Claude Gueux : il a 36 ans lorsqu’il commet le vol qui va l’envoyer dans la prison de Clairvaux. Même s’il est d’une grande bonté et suscite le respect de ses codétenus et des gardiens, la société est restée intransigeante à son égard.
Albin : bien qu’il paraisse plus jeune que son âge, Albin n’a que 20 ans. Il protège Claude Gueux et le sauve plusieurs fois de la faim en prison.
Le Directeur des Ateliers : d’une extrême dureté, il reste sourd à toutes les doléances de Claude Gueux. Son nom reste inconnu. Il est désigné par les initiales M.D. dans le livre.
Les prisonniers : ils ont de la considération pour le courage et la ténacité de Claude Gueux.
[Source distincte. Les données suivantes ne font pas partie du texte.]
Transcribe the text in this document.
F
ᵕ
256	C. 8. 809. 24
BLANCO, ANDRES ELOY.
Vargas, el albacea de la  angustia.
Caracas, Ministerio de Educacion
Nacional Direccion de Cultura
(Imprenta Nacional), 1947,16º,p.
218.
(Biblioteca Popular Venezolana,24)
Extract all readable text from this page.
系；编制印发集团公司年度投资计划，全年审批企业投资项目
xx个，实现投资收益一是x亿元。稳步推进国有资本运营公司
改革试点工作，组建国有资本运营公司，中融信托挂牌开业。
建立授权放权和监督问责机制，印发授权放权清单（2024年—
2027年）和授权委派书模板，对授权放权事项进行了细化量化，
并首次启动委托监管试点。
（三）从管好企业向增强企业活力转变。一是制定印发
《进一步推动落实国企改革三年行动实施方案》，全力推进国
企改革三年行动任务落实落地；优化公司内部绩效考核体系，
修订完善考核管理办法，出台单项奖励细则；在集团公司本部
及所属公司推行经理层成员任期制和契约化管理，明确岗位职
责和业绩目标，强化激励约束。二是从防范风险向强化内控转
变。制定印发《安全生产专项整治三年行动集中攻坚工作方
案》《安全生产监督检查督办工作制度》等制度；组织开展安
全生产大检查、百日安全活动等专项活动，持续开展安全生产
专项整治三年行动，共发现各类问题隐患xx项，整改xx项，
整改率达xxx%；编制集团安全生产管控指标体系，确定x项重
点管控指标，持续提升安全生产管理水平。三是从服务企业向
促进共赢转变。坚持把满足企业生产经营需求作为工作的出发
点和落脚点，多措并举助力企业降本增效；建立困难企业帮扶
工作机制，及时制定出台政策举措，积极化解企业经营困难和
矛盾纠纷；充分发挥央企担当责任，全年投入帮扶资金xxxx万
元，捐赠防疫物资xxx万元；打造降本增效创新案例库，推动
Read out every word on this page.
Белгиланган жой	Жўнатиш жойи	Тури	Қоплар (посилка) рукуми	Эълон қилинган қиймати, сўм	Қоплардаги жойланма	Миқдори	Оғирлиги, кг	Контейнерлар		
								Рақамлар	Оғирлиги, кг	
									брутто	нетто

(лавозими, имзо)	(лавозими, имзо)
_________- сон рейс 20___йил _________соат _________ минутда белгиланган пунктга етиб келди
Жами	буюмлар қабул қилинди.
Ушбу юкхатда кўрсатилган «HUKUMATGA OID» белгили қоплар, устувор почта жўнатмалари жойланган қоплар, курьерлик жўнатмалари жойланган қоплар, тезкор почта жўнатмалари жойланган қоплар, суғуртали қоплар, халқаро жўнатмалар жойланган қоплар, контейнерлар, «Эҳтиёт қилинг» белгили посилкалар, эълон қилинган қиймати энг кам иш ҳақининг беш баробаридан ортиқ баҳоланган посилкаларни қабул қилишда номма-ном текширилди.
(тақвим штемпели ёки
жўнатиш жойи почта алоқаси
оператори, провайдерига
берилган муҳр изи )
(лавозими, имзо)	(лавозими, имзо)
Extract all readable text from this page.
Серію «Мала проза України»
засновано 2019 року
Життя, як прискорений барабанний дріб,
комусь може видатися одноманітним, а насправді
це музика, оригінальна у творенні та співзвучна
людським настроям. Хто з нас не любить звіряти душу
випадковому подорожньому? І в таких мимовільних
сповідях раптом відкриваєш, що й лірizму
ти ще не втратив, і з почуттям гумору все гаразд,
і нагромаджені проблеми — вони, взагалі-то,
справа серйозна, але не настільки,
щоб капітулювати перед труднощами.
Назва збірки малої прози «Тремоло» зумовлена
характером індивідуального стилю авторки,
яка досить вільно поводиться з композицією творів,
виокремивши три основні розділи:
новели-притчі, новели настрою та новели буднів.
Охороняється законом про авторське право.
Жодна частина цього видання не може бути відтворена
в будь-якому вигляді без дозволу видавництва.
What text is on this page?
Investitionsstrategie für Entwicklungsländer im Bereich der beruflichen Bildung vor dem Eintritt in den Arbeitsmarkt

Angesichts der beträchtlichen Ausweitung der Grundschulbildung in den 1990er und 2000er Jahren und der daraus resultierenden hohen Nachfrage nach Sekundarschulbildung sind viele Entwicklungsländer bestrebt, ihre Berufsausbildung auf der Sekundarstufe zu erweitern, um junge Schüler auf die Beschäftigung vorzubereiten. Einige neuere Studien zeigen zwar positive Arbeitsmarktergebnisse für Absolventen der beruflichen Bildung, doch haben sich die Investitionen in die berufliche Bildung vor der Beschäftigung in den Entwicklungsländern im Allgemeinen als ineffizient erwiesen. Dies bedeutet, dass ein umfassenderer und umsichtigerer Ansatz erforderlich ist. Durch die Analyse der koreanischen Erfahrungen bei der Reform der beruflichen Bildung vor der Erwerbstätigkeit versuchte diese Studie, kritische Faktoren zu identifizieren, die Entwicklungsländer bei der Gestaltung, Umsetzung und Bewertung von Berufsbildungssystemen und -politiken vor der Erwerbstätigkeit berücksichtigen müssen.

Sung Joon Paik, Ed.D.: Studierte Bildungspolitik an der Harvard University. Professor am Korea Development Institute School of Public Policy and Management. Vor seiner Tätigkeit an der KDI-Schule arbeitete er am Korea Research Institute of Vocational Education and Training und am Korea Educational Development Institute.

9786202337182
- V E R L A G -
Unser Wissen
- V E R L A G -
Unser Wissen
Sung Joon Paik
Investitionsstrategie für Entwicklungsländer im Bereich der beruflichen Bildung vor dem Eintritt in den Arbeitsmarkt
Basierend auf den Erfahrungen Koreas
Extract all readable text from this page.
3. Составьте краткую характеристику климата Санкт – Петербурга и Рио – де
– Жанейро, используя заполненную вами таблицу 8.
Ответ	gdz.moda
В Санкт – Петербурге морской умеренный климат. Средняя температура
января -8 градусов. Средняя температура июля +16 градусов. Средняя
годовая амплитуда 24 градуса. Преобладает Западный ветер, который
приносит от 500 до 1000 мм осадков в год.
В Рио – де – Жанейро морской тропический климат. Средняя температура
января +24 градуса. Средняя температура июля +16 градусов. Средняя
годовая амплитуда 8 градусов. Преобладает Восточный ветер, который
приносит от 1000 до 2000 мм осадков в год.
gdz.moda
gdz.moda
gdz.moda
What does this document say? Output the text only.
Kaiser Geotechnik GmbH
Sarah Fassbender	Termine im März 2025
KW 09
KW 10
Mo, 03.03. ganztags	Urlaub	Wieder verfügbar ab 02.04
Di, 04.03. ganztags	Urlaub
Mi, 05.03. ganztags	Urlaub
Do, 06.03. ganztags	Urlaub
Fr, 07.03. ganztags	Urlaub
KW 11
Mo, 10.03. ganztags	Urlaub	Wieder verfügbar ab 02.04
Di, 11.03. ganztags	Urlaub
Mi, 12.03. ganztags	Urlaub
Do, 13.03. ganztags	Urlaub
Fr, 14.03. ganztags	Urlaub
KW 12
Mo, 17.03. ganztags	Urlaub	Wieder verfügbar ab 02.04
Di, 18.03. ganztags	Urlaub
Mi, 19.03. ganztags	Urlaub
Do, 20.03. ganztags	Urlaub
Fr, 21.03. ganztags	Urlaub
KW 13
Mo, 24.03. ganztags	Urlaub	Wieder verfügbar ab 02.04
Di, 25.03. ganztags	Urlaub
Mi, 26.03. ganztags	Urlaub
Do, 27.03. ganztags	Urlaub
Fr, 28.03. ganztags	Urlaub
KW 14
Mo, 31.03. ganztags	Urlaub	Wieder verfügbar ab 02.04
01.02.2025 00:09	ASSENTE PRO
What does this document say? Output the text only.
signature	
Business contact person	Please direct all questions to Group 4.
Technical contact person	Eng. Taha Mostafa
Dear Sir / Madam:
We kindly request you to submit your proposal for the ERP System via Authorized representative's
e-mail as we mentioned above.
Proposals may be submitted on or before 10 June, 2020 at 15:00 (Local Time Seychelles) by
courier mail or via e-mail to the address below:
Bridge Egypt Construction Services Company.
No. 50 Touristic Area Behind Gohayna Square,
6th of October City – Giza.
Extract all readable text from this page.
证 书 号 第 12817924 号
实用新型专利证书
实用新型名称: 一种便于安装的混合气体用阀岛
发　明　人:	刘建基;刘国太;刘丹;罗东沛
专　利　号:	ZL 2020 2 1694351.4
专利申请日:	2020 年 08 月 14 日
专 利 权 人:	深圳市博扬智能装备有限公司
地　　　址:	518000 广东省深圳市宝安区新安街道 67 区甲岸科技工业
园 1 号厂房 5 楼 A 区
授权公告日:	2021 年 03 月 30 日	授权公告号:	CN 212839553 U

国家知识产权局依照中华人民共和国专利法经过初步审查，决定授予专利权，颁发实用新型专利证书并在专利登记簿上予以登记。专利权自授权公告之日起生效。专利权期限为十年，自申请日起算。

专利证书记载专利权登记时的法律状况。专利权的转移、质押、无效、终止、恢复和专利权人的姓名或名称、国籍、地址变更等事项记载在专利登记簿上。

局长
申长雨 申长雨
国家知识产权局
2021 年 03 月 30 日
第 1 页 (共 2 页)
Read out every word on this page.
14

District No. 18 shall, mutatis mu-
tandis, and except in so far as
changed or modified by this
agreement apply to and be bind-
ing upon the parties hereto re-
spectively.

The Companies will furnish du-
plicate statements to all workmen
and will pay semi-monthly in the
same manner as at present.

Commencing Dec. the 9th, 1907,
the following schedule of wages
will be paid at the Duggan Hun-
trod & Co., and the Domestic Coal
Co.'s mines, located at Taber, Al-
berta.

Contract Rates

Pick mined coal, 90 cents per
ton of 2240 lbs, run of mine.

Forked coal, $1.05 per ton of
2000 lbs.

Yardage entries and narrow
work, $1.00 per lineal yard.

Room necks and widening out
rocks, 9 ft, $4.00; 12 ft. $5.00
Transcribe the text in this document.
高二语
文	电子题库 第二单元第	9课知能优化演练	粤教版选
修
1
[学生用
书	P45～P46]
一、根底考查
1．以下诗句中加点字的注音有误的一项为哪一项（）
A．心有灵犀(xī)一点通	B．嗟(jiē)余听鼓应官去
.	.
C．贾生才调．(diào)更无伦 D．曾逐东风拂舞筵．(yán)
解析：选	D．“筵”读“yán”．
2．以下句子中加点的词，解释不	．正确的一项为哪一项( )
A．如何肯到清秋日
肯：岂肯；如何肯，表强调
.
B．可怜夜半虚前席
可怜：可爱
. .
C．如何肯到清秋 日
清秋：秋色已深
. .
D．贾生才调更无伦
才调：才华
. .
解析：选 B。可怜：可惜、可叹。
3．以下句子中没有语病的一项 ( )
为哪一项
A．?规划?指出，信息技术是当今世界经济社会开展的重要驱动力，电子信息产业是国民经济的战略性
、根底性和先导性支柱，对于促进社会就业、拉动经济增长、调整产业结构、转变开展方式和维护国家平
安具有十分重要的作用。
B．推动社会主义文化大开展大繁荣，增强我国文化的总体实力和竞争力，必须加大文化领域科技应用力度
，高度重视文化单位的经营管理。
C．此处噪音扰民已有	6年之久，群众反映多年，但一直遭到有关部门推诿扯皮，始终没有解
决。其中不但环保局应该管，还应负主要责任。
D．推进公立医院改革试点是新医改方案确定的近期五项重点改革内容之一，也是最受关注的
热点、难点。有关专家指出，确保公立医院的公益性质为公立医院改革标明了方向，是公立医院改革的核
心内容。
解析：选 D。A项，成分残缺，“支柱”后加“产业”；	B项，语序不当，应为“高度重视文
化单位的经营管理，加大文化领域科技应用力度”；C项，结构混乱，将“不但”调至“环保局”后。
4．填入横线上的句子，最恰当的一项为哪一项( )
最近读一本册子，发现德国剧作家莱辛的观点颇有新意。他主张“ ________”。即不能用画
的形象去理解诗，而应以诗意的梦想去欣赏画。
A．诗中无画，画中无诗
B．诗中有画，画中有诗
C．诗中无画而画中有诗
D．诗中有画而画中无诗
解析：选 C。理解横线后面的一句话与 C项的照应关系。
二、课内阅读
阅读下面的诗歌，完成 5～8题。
La femme et l’enfant : c’est pour eux que le héros du livre a volé de la nourriture
La morale du livre
À la fin du livre, l’auteur nous met face à un dilemme moral malaisé. Il interpelle sur la vision contrastée que nous pouvons avoir du héros s’il est une victime ou un bourreau. Claude Gueux n’avait rien d’un voleur ni d’un assassin. Il est devenu ce « monstre » impitoyablement dépeint par les tribunaux à cause de la misère et plus gravement en raison d’une justice qui se vautre dans l’injustice. Finalement, le livre est un hymne dédié à tous les déshérités et les laissés-pour-compte de la société.